Nicolas FOUCAUD – Me lancer totalement en solo ne m’a pas traversé l’esprit. Je me considère d’abord comme un guitariste. Certes, je prends du plaisir à chanter, mais je n’étais pas prêt à le faire et c’était la bonne occasion pour faire un truc qui me faisait plaisir. Tous les gens que j’ai invités sont des personnes dont je suis fan avant tout. Il n’y a pas de démarche opportuniste.
Sensation Rock – Qui fut le premier contacté ? Et questions dans la question: qui fut le premier à accepter ? Et, y a-t-il eu des refus ?
Nicolas FOUCAUD – Je crois que c’est Cédric de Hangman’s Chair. On venait de faire une date avec eux à Orléans et on avait bien sympathisé en backstage. De lui-même, il m’a dit de me rapprocher de Poun de Black Bomb Ä, car selon lui, c’était évident qu’il allait kiffer l’idée. Evidemment, Dany est vite rentré dans la boucle car je le côtoie tous les jours, puis Julien Pras en 2017 lors de nos présences communes au Hellfest. Côté refus, Yann de Klone a rapidement décliné, faute de temps. Ils étaient en pleine composition de l’album entre autres. Ensuite, on a eu aussi un désistement : Palm prints fut initialement écrite pour Lo des Parisiens de Loading Data. C’est l’un des premiers chanteurs auquel j’ai pensé. On se connaissait depuis plus de 10 ans car ils sont issus également de la scène stoner française. Il avait commencé à faire une maquette sur ce morceau, mais suite à un gros problème personnel, il a dû se retirer du projet. C’est Mathieu Dottel (membre de Bukowski, NDLR) qui l’a remplacé. Il était aussi dans ma shortlist de chanteurs mais comme il m’en fallait 10… Mais ce qui fut cool c’est que Mat’ et Lo sont potes, du coup ça s’est fait naturellement et question style de chant ça collait également. En l’espace d’un mois, il a écrit son texte, la mélodie et s’est enregistré et a tout envoyé ; un gars d’une efficacité redoutable pour un titre mortel. Si j’avais pu, j’aurai fait un triple album en inventant davantage de personnes !

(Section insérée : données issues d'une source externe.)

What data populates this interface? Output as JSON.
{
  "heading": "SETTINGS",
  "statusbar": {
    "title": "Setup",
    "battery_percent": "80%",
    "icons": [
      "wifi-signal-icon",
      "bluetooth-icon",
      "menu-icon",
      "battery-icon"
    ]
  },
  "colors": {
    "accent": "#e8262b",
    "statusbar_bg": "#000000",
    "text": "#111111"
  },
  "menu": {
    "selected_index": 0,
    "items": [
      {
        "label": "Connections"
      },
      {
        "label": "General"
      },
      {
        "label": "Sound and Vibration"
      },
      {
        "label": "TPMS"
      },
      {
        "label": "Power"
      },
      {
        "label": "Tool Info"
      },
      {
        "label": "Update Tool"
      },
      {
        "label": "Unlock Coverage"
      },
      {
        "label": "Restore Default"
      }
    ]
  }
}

Sensation Rock – Ok, tu me permets de faire la transition avec la question suivante : comment s’est déroulé le processus de création ?
Nicolas FOUCAUD – Au l’origine, j’avais 2 ou 3 morceaux prêts, dont celui pour Julien Pras. Puis au fur et à mesure que je recevais les réponses des chanteurs, je me lançais dans l’écriture, avec l’idée qu’il fallait un truc qui leur correspond, tout en les sortant de leur zone de confort. Tout l’intérêt artistique du projet : de la cohérence mariée à de l’originalité. J’ai donc composé par chanteur. Pour Steve Perreux, un ami depuis l’adolescence et membre de Robot Orchestra, je savais quel style de musique il aimait, où je pouvais l’amener, vers quelque chose de pêchu avec des tonalités mineures. Pour chacun, je me suis replongé dans sa discographie, ses ambiances, ses façons de chanter et ça s’est fait naturellement. Le seul morceau que je n’ai pas composé à la base c’est celui interprété par Forest : c’est T-Bow qui en est à l’origine et qui, un soir, a joué cet arpège de guitare à la maison. Ça m’a plu d’emblée et on a commencé à le retravailler pour en faire un morceau. On s’est dit qu’il irait très bien à Forest. Ce mec peut tout chanter, c’est quelqu’un de très installé dans le milieu acoustique, même s’il vient du punk rock à la base. Et ça a donné Cognitive dissonance. (…) Ils ont tous reçu une démo de guitare acoustique, brute de décoffrage. On leur avait donné carte blanche : faites ce que vous voulez pour les textes, les mélodies et quand c’est prêt, renvoyez-nous vos enregistrements. Charge à nous ensuite de faire le reste, et que cela soit cohérent avec leur chant.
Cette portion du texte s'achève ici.